さて、9月10日の本居宣長記念館での吉田館長の言葉は、この昭和25年10月25日と26日の柳田と神宮関係者との間の質疑応答のありようが知りたいというものだった。そしてその動機は、荒木田氏の山宮神事の祭場を見たときの「実に生々しい」という実感から沸き上がってきたものに違いない。10日の昼過ぎまでかけてうかがったお話の最後に、この山宮の位置について尋ね、11日にもそこへ行けるかどうか調べ、考えたが、松阪市内から簡単に行けそうもなく、道順も不案内なので、もう一度「山宮」についてよく調べてからということになった。午後はまた記念館でのレクチャーがあり、11日には名古屋で講演会があるという吉田館長と別れて、松阪城趾、郷土資料館、宣長旧宅跡、本居家の代々の墓所、樹敬寺など、午後は猛暑の市内を歩き回って10日は暮れた。

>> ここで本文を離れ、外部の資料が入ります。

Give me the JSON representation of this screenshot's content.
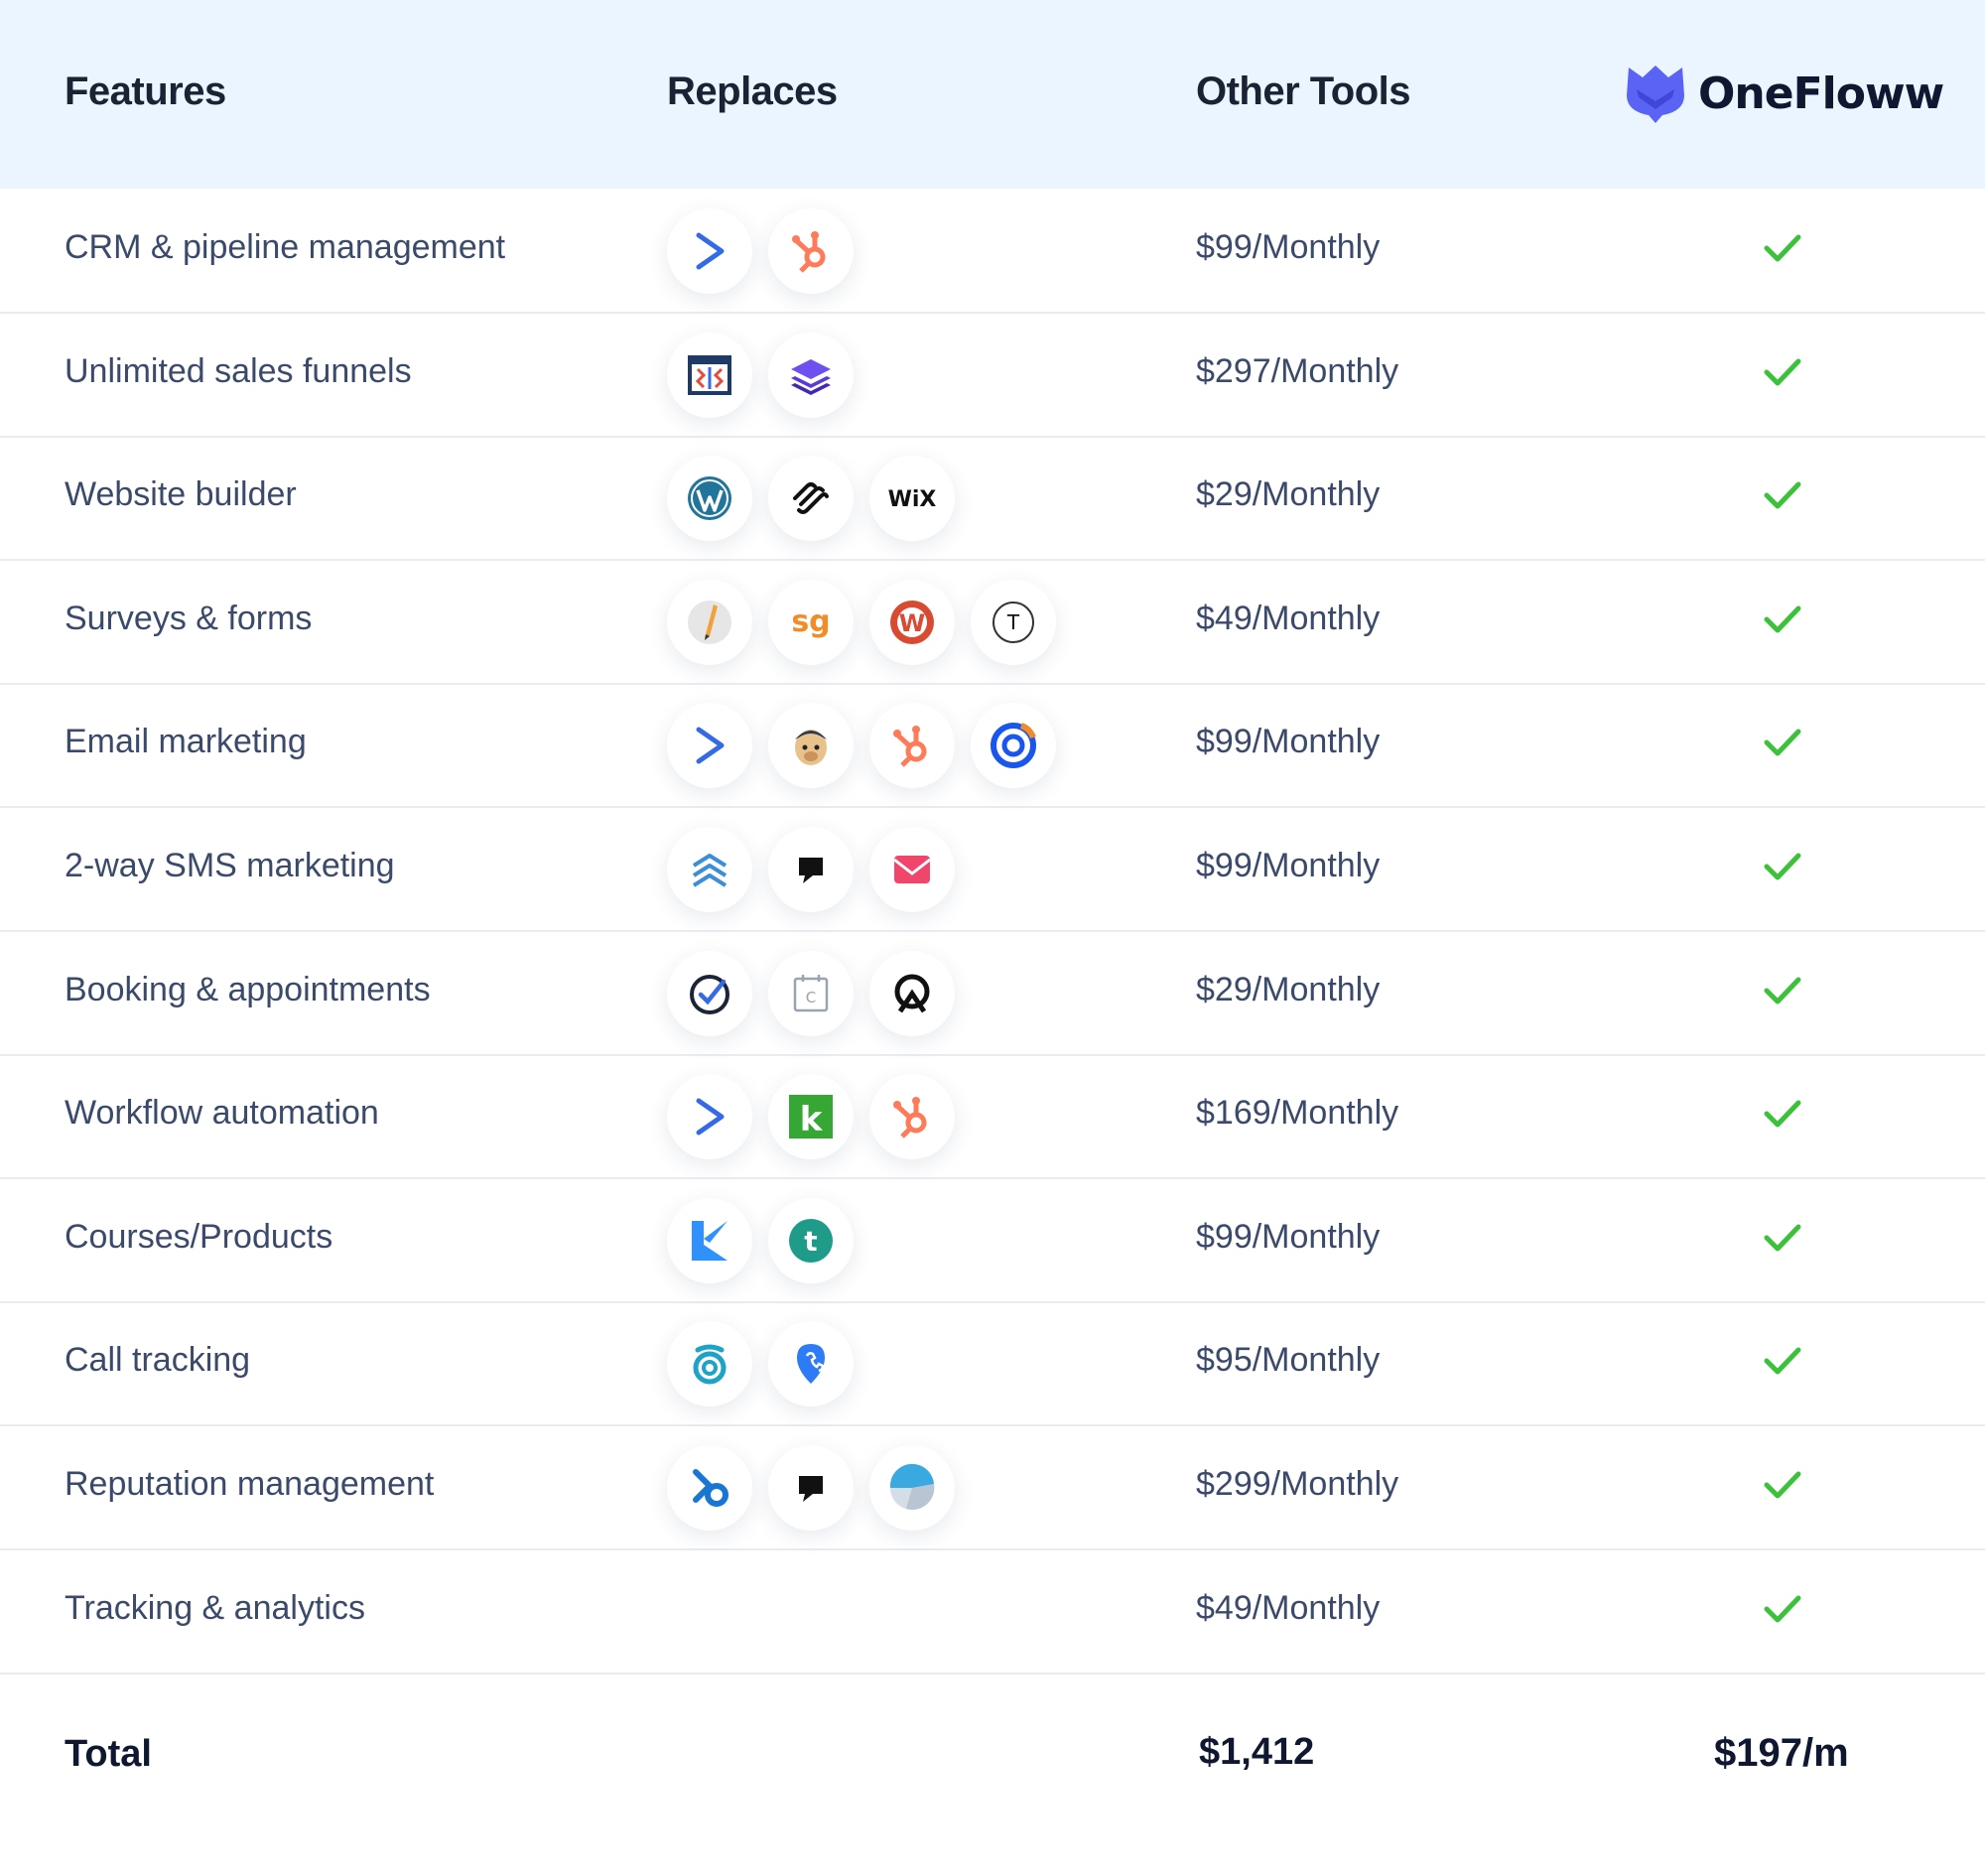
{
  "header": {
    "features": "Features",
    "replaces": "Replaces",
    "other_tools": "Other Tools",
    "brand": "OneFloww"
  },
  "colors": {
    "header_bg": "#eaf5ff",
    "check": "#3cc13b",
    "brand_logo": "#5b63f5"
  },
  "rows": [
    {
      "feature": "CRM & pipeline management",
      "price": "$99/Monthly",
      "logos": [
        "activecampaign-icon",
        "hubspot-icon"
      ]
    },
    {
      "feature": "Unlimited sales funnels",
      "price": "$297/Monthly",
      "logos": [
        "clickfunnels-icon",
        "layers-stack-icon"
      ]
    },
    {
      "feature": "Website builder",
      "price": "$29/Monthly",
      "logos": [
        "wordpress-icon",
        "squarespace-icon",
        "wix-icon"
      ]
    },
    {
      "feature": "Surveys & forms",
      "price": "$49/Monthly",
      "logos": [
        "pencil-form-icon",
        "surveygizmo-icon",
        "wufoo-icon",
        "typeform-icon"
      ]
    },
    {
      "feature": "Email marketing",
      "price": "$99/Monthly",
      "logos": [
        "activecampaign-icon",
        "mailchimp-icon",
        "hubspot-icon",
        "constant-contact-icon"
      ]
    },
    {
      "feature": "2-way SMS marketing",
      "price": "$99/Monthly",
      "logos": [
        "chevrons-up-icon",
        "podium-icon",
        "envelope-icon"
      ]
    },
    {
      "feature": "Booking & appointments",
      "price": "$29/Monthly",
      "logos": [
        "check-circle-icon",
        "calendar-icon",
        "acuity-icon"
      ]
    },
    {
      "feature": "Workflow automation",
      "price": "$169/Monthly",
      "logos": [
        "activecampaign-icon",
        "keap-icon",
        "hubspot-icon"
      ]
    },
    {
      "feature": "Courses/Products",
      "price": "$99/Monthly",
      "logos": [
        "kajabi-icon",
        "teachable-icon"
      ]
    },
    {
      "feature": "Call tracking",
      "price": "$95/Monthly",
      "logos": [
        "callrail-icon",
        "location-pin-icon"
      ]
    },
    {
      "feature": "Reputation management",
      "price": "$299/Monthly",
      "logos": [
        "birdeye-icon",
        "podium-icon",
        "yext-icon"
      ]
    },
    {
      "feature": "Tracking & analytics",
      "price": "$49/Monthly",
      "logos": []
    }
  ],
  "total": {
    "label": "Total",
    "other": "$1,412",
    "ours": "$197/m"
  },
  "logo_text": {
    "wix": "WiX",
    "surveygizmo": "sg",
    "wufoo": "W",
    "typeform": "T",
    "keap": "k",
    "teachable": "t",
    "calendar": "C"
  }
}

翌11日、午前9時に予約しておいたタクシーに分乗していよいよ奥墓へ向かう。「本居宣長のオクツキへ」と行き先を告げても、「はい、オクハカね」と答えて他の2台へ「オクハカ、オクハカ」と連絡する。松阪のタクシーでは「奥墓=オクハカ」と言い習わしているらしいが、「ふつうの観光客はめったに行かない、よほどの歴史好きか、歴史研究者しか乗せたことはない。あなたたちも歴史研究ですか」と問われる。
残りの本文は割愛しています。